Sur la ligne de fabrication du verre, la chaleur n’est pas un détail en arrière-plan. C’est le détail.
Un four de trempe qui ne maintient pas la température de trempage, une presse à stratifier qui dévie de son profil, un four de revêtement qui lutte contre sa propre convection — chacun de ces cas entraîne une baisse de rendement, vous pousse à des retouches et fait déraper le planning. Nous avons conçu nos chauffages industriels certifiés pour le travail du verre parce que la pression de production ne tolère pas une chaleur instable.
Ce sur quoi nous avons concentré nos efforts, techniquement
Nous basons le chauffage sur des éléments quartz à infrarouge court-onde. Réponse rapide, forte densité de puissance, et une masse thermique réduite qui limite les effets d’inertie. Les émetteurs sont disponibles en configurations 230–480 V, adaptées à la puissance de l’usine, et sont homologués pour un fonctionnement continu en environnements à cycles élevés. La puissance est régulée en boucle fermée, assurant une constance du champ thermique sur la charge.
Pour le verre, cela se traduit par une uniformité de température plus stricte, un moindre stress thermique et moins de fractures imprévues.
Pourquoi cette approche est adaptée au procédé
En trempe, le chauffage doit atteindre rapidement et stabiliser le point de consigne. Sinon, la trempe crée une compression de surface irrégulière qui génère des pièces rejetées.

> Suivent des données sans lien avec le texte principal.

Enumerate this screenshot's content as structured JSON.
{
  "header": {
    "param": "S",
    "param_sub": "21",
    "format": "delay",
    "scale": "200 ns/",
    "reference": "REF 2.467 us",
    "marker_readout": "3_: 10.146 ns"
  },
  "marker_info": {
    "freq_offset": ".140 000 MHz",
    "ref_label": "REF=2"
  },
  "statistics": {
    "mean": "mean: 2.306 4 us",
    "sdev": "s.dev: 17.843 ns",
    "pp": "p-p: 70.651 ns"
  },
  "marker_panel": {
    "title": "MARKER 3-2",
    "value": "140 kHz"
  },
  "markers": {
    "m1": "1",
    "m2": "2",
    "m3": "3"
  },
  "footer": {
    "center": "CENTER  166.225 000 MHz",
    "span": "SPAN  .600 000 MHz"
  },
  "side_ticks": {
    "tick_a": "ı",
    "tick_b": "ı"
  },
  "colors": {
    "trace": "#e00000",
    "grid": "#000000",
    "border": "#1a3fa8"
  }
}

En cintrage, une zone chaude prévisible maintient un profil de flèche reproductible. Cela évite que le roulis des bords et les distorsions optiques n’apparaissent.
En stratification, la stabilité thermique en haut et en bas est essentielle. Elle prévient la formation de vides dans l’EVA/SGP/PVB et évite l’extrusion de matière sur les bords, ce qui permet de maintenir la cadence sans perdre de rendement.
Ces mêmes modules de chauffage sont aussi utilisés pour le séchage du revêtement et le jointage du verre isolant. Dans ces étapes, la stabilité de la température impacte directement l’adhérence, la polymérisation et la durabilité du joint périphérique.
Voici les éléments pratiques à ne pas négliger
Ces chauffages sont conçus comme des remplacements compatibles avec les empreintes OEM courantes, mais les détails restent importants. Les tolérances de montage, le sens du flux d’air et les interfaces de contrôle varient selon les lignes.
Avant installation, vérifier la géométrie des conduits et le type de thermocouple. Contrôler également les dégagements autour des émetteurs pour éviter la formation de points chauds sur les composants voisins.
Prévoir par ailleurs un courant d’appel plus élevé au démarrage à froid. Dimensionner en conséquence les contacteurs et protections fusibles.